Iranerin zerlegt Merkel und Islam – Laleh Hadjimohamadvali im Gespräch

Laleh Hadjimohamadvali floh 1986 nach Deutschland, als der Iran vom Islam gewaltsam übernommen wurde. Heute kämpft sie dafür, daß Deutschland den Islam zurückdrängt.

Nicht nur das o.g. Video, sondern auch die dort anschließenden werfen entscheidende Fragen auf:

1)   Kann es einen mit dem Grundgesetz zu vereinbarenden Islam geben?
Nein, da sich der Islam – in all seinen unterschiedlichen Richtungen – auf den Koran als ‚Allahs originäres Wort‘, das per se über jedem säkularen Gesetz steht, beruft.

2)   Kann es einen „europäisierten“ Islam geben?
Nein, da Allahs Wort weder verändert, noch dessen Inhalt verfälscht oder säkularen Vorgaben angepaßt werden darf. Dementsprechend kann es keinen „europäischen“, „afrikanischen“, „US-amerikanischen“ oder „asiatischen“ Islam geben.

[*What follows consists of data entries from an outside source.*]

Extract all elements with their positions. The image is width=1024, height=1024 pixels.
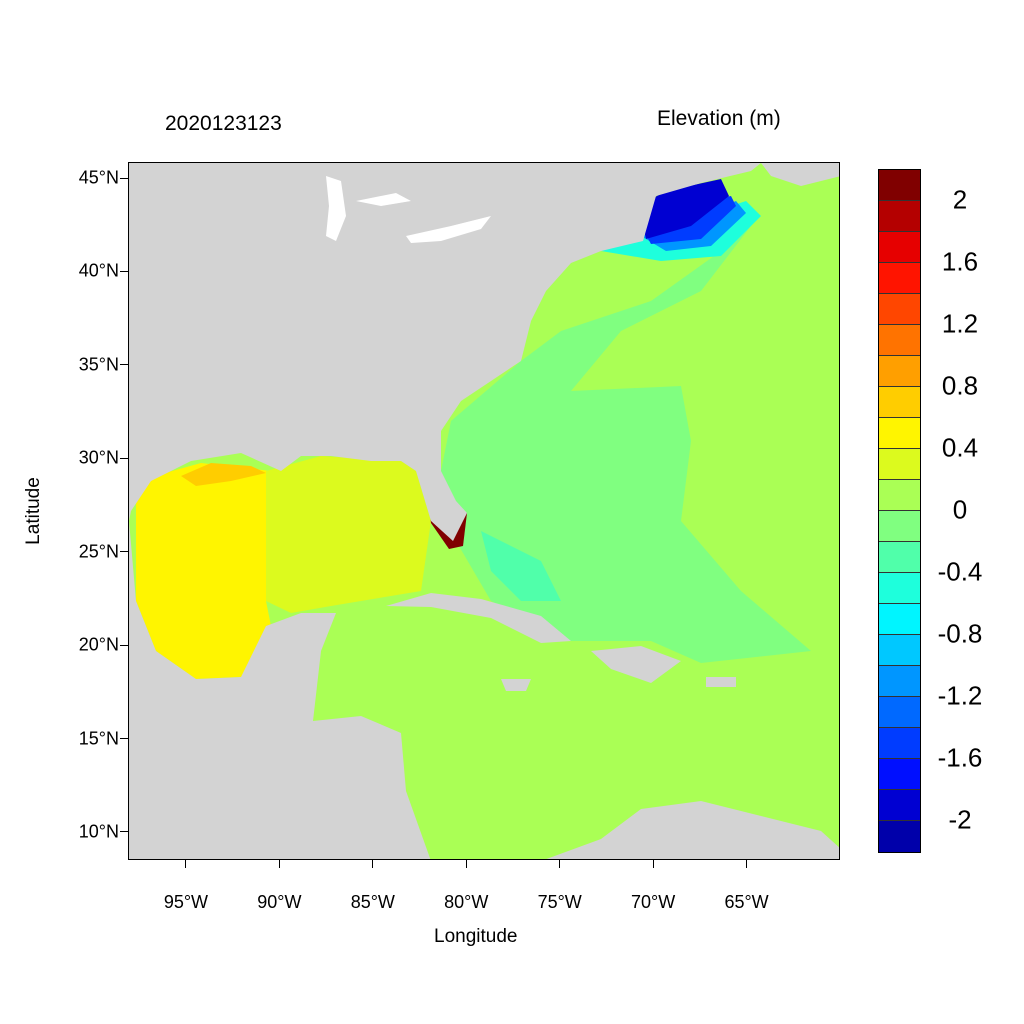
- colorbar-swatch: [879, 635, 920, 666]
- colorbar-swatch: [879, 480, 920, 511]
- x-tick-label: 75°W: [537, 892, 582, 912]
- x-tick-label: 80°W: [444, 892, 489, 912]
- colorbar-swatch: [879, 232, 920, 263]
- y-tick-mark: [120, 831, 128, 833]
- y-tick-label: 15°N: [78, 728, 119, 749]
- x-tick-label: 65°W: [724, 892, 769, 912]
- gulf-east: [266, 456, 431, 613]
- colorbar-label: -0.4: [937, 556, 983, 587]
- x-tick-label: 90°W: [257, 892, 302, 912]
- elevation-map: [128, 162, 840, 860]
- colorbar-label: 0: [952, 494, 968, 525]
- colorbar-label: -1.6: [937, 742, 983, 773]
- colorbar-swatch: [879, 511, 920, 542]
- y-tick-mark: [120, 364, 128, 366]
- colorbar-swatch: [879, 294, 920, 325]
- x-tick-label: 70°W: [631, 892, 676, 912]
- colorbar-swatch: [879, 387, 920, 418]
- colorbar-label: 0.8: [941, 370, 979, 401]
- lakes: [326, 176, 491, 243]
- y-tick-label: 45°N: [78, 167, 119, 188]
- caribbean-cyan-patch: [481, 531, 561, 601]
- y-tick-mark: [120, 457, 128, 459]
- y-tick-label: 30°N: [78, 447, 119, 468]
- x-tick-label: 95°W: [163, 892, 209, 912]
- colorbar-label: 2: [952, 184, 968, 215]
- y-tick-mark: [120, 738, 128, 740]
- x-tick-mark: [746, 860, 748, 868]
- colorbar-swatch: [879, 728, 920, 759]
- x-tick-mark: [652, 860, 654, 868]
- colorbar-swatch: [879, 263, 920, 294]
- colorbar-swatch: [879, 418, 920, 449]
- plot-right-title: Elevation (m): [657, 107, 781, 130]
- colorbar-swatch: [879, 542, 920, 573]
- colorbar: [878, 169, 921, 853]
- colorbar-label: 0.4: [941, 432, 979, 463]
- colorbar-label: -0.8: [937, 618, 983, 649]
- colorbar-swatch: [879, 170, 920, 201]
- y-axis-label: Latitude: [23, 477, 44, 545]
- y-tick-mark: [120, 644, 128, 646]
- map-canvas: [129, 163, 839, 859]
- colorbar-swatch: [879, 697, 920, 728]
- y-tick-label: 40°N: [78, 260, 119, 281]
- plot-left-title: 2020123123: [165, 112, 282, 135]
- y-tick-label: 35°N: [78, 354, 119, 375]
- y-tick-mark: [120, 270, 128, 272]
- x-tick-mark: [559, 860, 561, 868]
- colorbar-swatch: [879, 325, 920, 356]
- y-tick-mark: [120, 177, 128, 179]
- x-tick-mark: [465, 860, 467, 868]
- x-tick-mark: [185, 860, 187, 868]
- colorbar-swatch: [879, 790, 920, 821]
- y-tick-label: 25°N: [78, 541, 119, 562]
- x-tick-label: 85°W: [350, 892, 395, 912]
- x-axis-label: Longitude: [434, 926, 518, 947]
- colorbar-label: 1.6: [941, 246, 979, 277]
- colorbar-swatch: [879, 201, 920, 232]
- land: [129, 163, 839, 859]
- colorbar-label: -2: [948, 804, 972, 835]
- colorbar-label: 1.2: [941, 308, 979, 339]
- y-tick-mark: [120, 551, 128, 553]
- atlantic-lower-anomaly: [441, 226, 811, 663]
- colorbar-swatch: [879, 666, 920, 697]
- colorbar-label: -1.2: [937, 680, 983, 711]
- colorbar-swatch: [879, 573, 920, 604]
- colorbar-swatch: [879, 821, 920, 852]
- x-tick-mark: [278, 860, 280, 868]
- colorbar-swatch: [879, 604, 920, 635]
- x-tick-mark: [372, 860, 374, 868]
- gulf-nw-orange: [181, 463, 266, 486]
- colorbar-swatch: [879, 356, 920, 387]
- y-tick-label: 10°N: [78, 821, 119, 842]
- gulf-west-high: [136, 463, 271, 679]
- colorbar-swatch: [879, 759, 920, 790]
- y-tick-label: 20°N: [78, 634, 119, 655]
- colorbar-swatch: [879, 449, 920, 480]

3)   Gibt es einen ‚friedlichen Islam‘?
Es gibt zwar friedliche Muslime, aber der Islam ist – wie übrigens alle monotheistischen Religionen – alles andere als friedlich. Insofern verstoßen ‚friedliche/tolerante‘ Muslime eigentlich gegen den klaren Befehl Allahs, die Welt zu islamisieren. Gleichzeitig erlaubt aber der Islam Muslimen, solange sie in Fremdländern in der Minderheit sind, sich missionarisch zurückzuhalten. In mehrheitlich islamischen Ländern [Iran, arabischen und vielen afrikanischen Ländern (z.B. dem gesamten Maghreb) und einigen südosteuropäischen) gilt diese ‚Erlaubnis zu angepaßter Zurückhaltung‘ hingegen nicht. Wer hier nicht eindeutig dem Koran entsprechend handelt – in sämtlichen Alltagsbelangen incl. Essens- und Gebetsvorschriften sowie des Umgangs mit Nicht-Muslimen -, verstößt gegen Allahs Gebot. Insofern ist es risikobehaftet, sich in Ländern wie dem Iran, Saudi-Arabien, Katar, uva. religions-‚abstinent‘ (modern, westlich) zu verhalten.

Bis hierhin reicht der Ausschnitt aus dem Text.